The ancestors in the mist could only do so much from their resting place. But so could I only do so much in the face of so many problems and challenges.

“Goddamn her. Goddamn Merden,” I whispered, and Nicolas tilted his head down until his forehead rested against mine, halfway solid.

“You will be Queen, but you must have the magic to save the city. To save Acadian,” Nic added, and a gasp slipped from my lips.

“What can I do? What can I do now?” I begged myaima, even as the mist seemed to be pulling him away. Too soon. Always too fucking soon.

“Protect the city. Love him. Remember,” Nic said, the final word trailing into a whisper as he dissolved back into the smoky essence of the mist.

“Remember,” I echoed, feeling a mix of sadness and frustration.
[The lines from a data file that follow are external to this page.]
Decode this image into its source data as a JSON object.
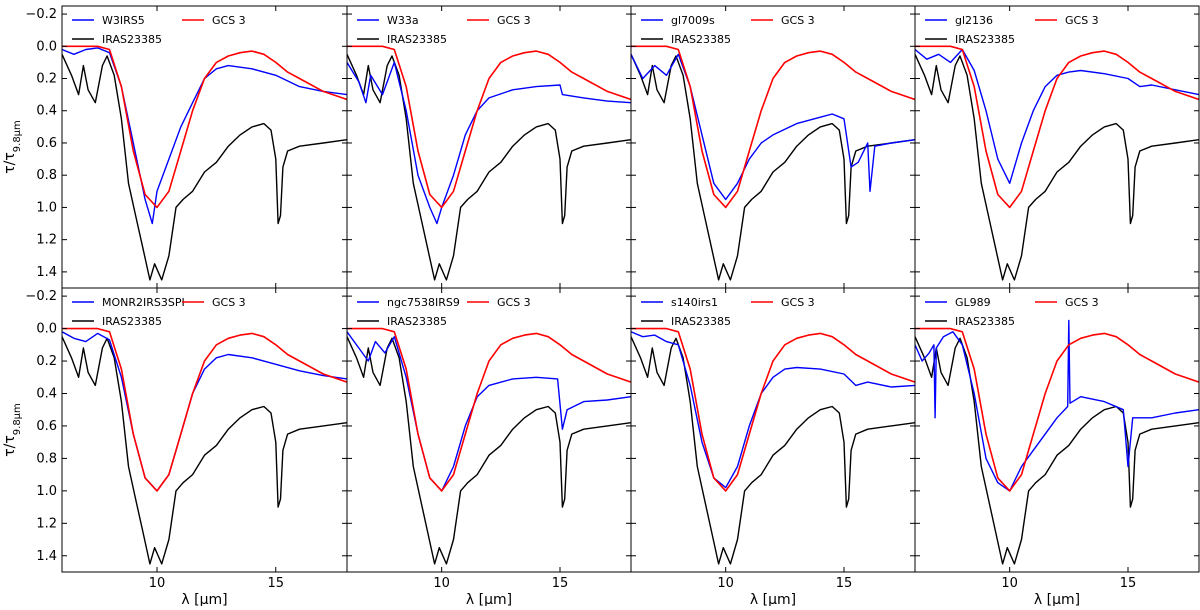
{
  "chart_data": {
    "type": "line",
    "layout": "2x4 grid, shared axes",
    "xlabel": "λ [μm]",
    "ylabel_main": "τ/τ",
    "ylabel_sub": "9.8μm",
    "xlim": [
      6,
      18
    ],
    "ylim_inverted": [
      1.5,
      -0.25
    ],
    "xticks": [
      10,
      15
    ],
    "yticks": [
      -0.2,
      0.0,
      0.2,
      0.4,
      0.6,
      0.8,
      1.0,
      1.2,
      1.4
    ],
    "ytick_labels": [
      "−0.2",
      "0.0",
      "0.2",
      "0.4",
      "0.6",
      "0.8",
      "1.0",
      "1.2",
      "1.4"
    ],
    "legend_position": "top-left",
    "colors": {
      "object": "#0000ff",
      "reference": "#000000",
      "model": "#ff0000"
    },
    "reference_series": {
      "name": "IRAS23385",
      "x": [
        6.0,
        6.4,
        6.7,
        6.9,
        7.1,
        7.4,
        7.7,
        7.9,
        8.2,
        8.5,
        8.8,
        9.1,
        9.4,
        9.7,
        9.9,
        10.2,
        10.5,
        10.8,
        11.1,
        11.5,
        12.0,
        12.5,
        13.0,
        13.5,
        14.0,
        14.5,
        14.8,
        15.0,
        15.1,
        15.2,
        15.3,
        15.5,
        16.0,
        17.0,
        18.0
      ],
      "y": [
        0.05,
        0.18,
        0.3,
        0.12,
        0.27,
        0.35,
        0.12,
        0.06,
        0.18,
        0.45,
        0.85,
        1.05,
        1.25,
        1.45,
        1.35,
        1.45,
        1.3,
        1.0,
        0.95,
        0.9,
        0.78,
        0.72,
        0.62,
        0.55,
        0.5,
        0.48,
        0.52,
        0.7,
        1.1,
        1.05,
        0.75,
        0.65,
        0.62,
        0.6,
        0.58
      ]
    },
    "model_series": {
      "name": "GCS 3",
      "x": [
        6.0,
        7.0,
        7.5,
        8.0,
        8.5,
        9.0,
        9.5,
        10.0,
        10.5,
        11.0,
        11.5,
        12.0,
        12.5,
        13.0,
        13.5,
        14.0,
        14.5,
        15.0,
        15.5,
        16.0,
        17.0,
        18.0
      ],
      "y": [
        0.0,
        0.0,
        0.0,
        0.02,
        0.25,
        0.65,
        0.92,
        1.0,
        0.9,
        0.65,
        0.4,
        0.2,
        0.1,
        0.06,
        0.04,
        0.03,
        0.05,
        0.1,
        0.16,
        0.2,
        0.28,
        0.33
      ]
    },
    "panels": [
      {
        "object": "W3IRS5",
        "model": "GCS 3",
        "reference": "IRAS23385",
        "x": [
          6.0,
          6.5,
          7.0,
          7.5,
          8.0,
          8.5,
          9.0,
          9.5,
          9.8,
          10.0,
          10.5,
          11.0,
          11.5,
          12.0,
          12.5,
          13.0,
          14.0,
          15.0,
          16.0,
          17.0,
          18.0
        ],
        "y": [
          0.02,
          0.05,
          0.02,
          0.01,
          0.04,
          0.25,
          0.6,
          0.95,
          1.1,
          0.9,
          0.7,
          0.5,
          0.35,
          0.2,
          0.14,
          0.12,
          0.14,
          0.18,
          0.25,
          0.28,
          0.3
        ]
      },
      {
        "object": "W33a",
        "model": "GCS 3",
        "reference": "IRAS23385",
        "x": [
          6.0,
          6.5,
          6.8,
          7.0,
          7.5,
          8.0,
          8.5,
          9.0,
          9.5,
          9.8,
          10.0,
          10.5,
          11.0,
          11.5,
          12.0,
          13.0,
          14.0,
          15.0,
          15.1,
          16.0,
          17.0,
          18.0
        ],
        "y": [
          0.1,
          0.22,
          0.35,
          0.18,
          0.3,
          0.1,
          0.4,
          0.8,
          1.0,
          1.1,
          1.0,
          0.8,
          0.55,
          0.4,
          0.32,
          0.27,
          0.25,
          0.24,
          0.3,
          0.32,
          0.34,
          0.35
        ]
      },
      {
        "object": "gl7009s",
        "model": "GCS 3",
        "reference": "IRAS23385",
        "x": [
          6.0,
          6.5,
          7.0,
          7.5,
          8.0,
          8.5,
          9.0,
          9.5,
          10.0,
          10.5,
          11.0,
          11.5,
          12.0,
          13.0,
          14.0,
          14.5,
          15.0,
          15.3,
          15.6,
          16.0,
          16.1,
          16.3,
          17.0,
          18.0
        ],
        "y": [
          0.05,
          0.2,
          0.12,
          0.18,
          0.05,
          0.25,
          0.55,
          0.85,
          0.95,
          0.85,
          0.7,
          0.6,
          0.55,
          0.48,
          0.44,
          0.42,
          0.45,
          0.75,
          0.72,
          0.6,
          0.9,
          0.62,
          0.6,
          0.58
        ]
      },
      {
        "object": "gl2136",
        "model": "GCS 3",
        "reference": "IRAS23385",
        "x": [
          6.0,
          6.5,
          7.0,
          7.5,
          8.0,
          8.5,
          9.0,
          9.5,
          10.0,
          10.5,
          11.0,
          11.5,
          12.0,
          12.5,
          13.0,
          14.0,
          15.0,
          15.5,
          16.0,
          17.0,
          18.0
        ],
        "y": [
          0.02,
          0.08,
          0.05,
          0.1,
          0.02,
          0.15,
          0.4,
          0.7,
          0.85,
          0.6,
          0.4,
          0.25,
          0.18,
          0.16,
          0.15,
          0.17,
          0.2,
          0.25,
          0.24,
          0.27,
          0.3
        ]
      },
      {
        "object": "MONR2IRS3SPI",
        "model": "GCS 3",
        "reference": "IRAS23385",
        "x": [
          6.0,
          6.5,
          7.0,
          7.5,
          8.0,
          8.5,
          9.0,
          9.5,
          10.0,
          10.5,
          11.0,
          11.5,
          12.0,
          12.5,
          13.0,
          14.0,
          15.0,
          16.0,
          17.0,
          18.0
        ],
        "y": [
          0.02,
          0.06,
          0.08,
          0.03,
          0.07,
          0.3,
          0.65,
          0.92,
          1.0,
          0.9,
          0.65,
          0.4,
          0.25,
          0.18,
          0.16,
          0.18,
          0.22,
          0.26,
          0.29,
          0.31
        ]
      },
      {
        "object": "ngc7538IRS9",
        "model": "GCS 3",
        "reference": "IRAS23385",
        "x": [
          6.0,
          6.5,
          6.9,
          7.2,
          7.6,
          8.0,
          8.5,
          9.0,
          9.5,
          10.0,
          10.5,
          11.0,
          11.5,
          12.0,
          13.0,
          14.0,
          14.9,
          15.1,
          15.3,
          16.0,
          17.0,
          18.0
        ],
        "y": [
          0.02,
          0.12,
          0.2,
          0.08,
          0.15,
          0.05,
          0.3,
          0.65,
          0.92,
          1.0,
          0.85,
          0.6,
          0.42,
          0.35,
          0.31,
          0.3,
          0.31,
          0.62,
          0.5,
          0.45,
          0.44,
          0.42
        ]
      },
      {
        "object": "s140irs1",
        "model": "GCS 3",
        "reference": "IRAS23385",
        "x": [
          6.0,
          6.5,
          7.0,
          7.5,
          8.0,
          8.5,
          9.0,
          9.5,
          10.0,
          10.5,
          11.0,
          11.5,
          12.0,
          12.5,
          13.0,
          14.0,
          15.0,
          15.5,
          16.0,
          17.0,
          18.0
        ],
        "y": [
          0.02,
          0.05,
          0.04,
          0.08,
          0.1,
          0.35,
          0.7,
          0.92,
          0.98,
          0.85,
          0.6,
          0.4,
          0.3,
          0.25,
          0.24,
          0.25,
          0.28,
          0.35,
          0.33,
          0.36,
          0.35
        ]
      },
      {
        "object": "GL989",
        "model": "GCS 3",
        "reference": "IRAS23385",
        "x": [
          6.0,
          6.3,
          6.6,
          6.8,
          6.85,
          6.9,
          7.2,
          7.6,
          8.0,
          8.5,
          9.0,
          9.5,
          10.0,
          10.5,
          11.0,
          11.5,
          12.0,
          12.45,
          12.5,
          12.55,
          13.0,
          14.0,
          14.8,
          15.0,
          15.2,
          16.0,
          17.0,
          18.0
        ],
        "y": [
          0.1,
          0.2,
          0.15,
          0.1,
          0.55,
          0.12,
          0.05,
          0.02,
          0.1,
          0.4,
          0.8,
          0.95,
          1.0,
          0.85,
          0.75,
          0.65,
          0.55,
          0.48,
          -0.05,
          0.46,
          0.42,
          0.45,
          0.5,
          0.85,
          0.55,
          0.55,
          0.52,
          0.5
        ]
      }
    ]
  }
}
Remember what?

How could I remember things I’d never learned?

CHAPTER SEVEN

LUCA

We’d been all over this fucking lake, and no sign of gobbelins.

Well, according to the trackers, there was no sign. But I couldn’t shake the instinct in me that said we were in the right place. I also imagined I could still smell Kana here, though I knew that was pretty impossible.

“We’re gonna have to dive eventually,” I told Vento as we watched several ice wolves filling in the grid of holes we’d dug searching for any sign of an underground entrance. He was meticulous, for sure. But none of the wolves seemed keen to go in the icy water.

“Are you volunteering, pup?” Vento asked, his voice tired despite the front of endless energy he was putting on for the others.

“I just don’t see any of us surviving that. Kana’s a vampire. They’re attuned to that level of cold, and Kingston said she barely made it out alive.”

“Don’t give me a problem without a viable solution,” Vento growled, showing his teeth at me. We were both half-shifted to make use of our hands to mark a crude map but keep the advantage of the wolves’ thick coats. It was something I’d never seen lesser shifters manage for long, but the ice wolves’ power was different, and I’d picked up the skill quickly with Vento’s instruction.

“Well, can you survive it? Now that the wolves have the amulet again?” I asked, wondering exactly what sort of ice magic Vento could access.

He tilted his head, considering. “Possibly. Depends on how long it took to find whatever you think is down there. I don’t suppose you’ve shared blood with Kana?”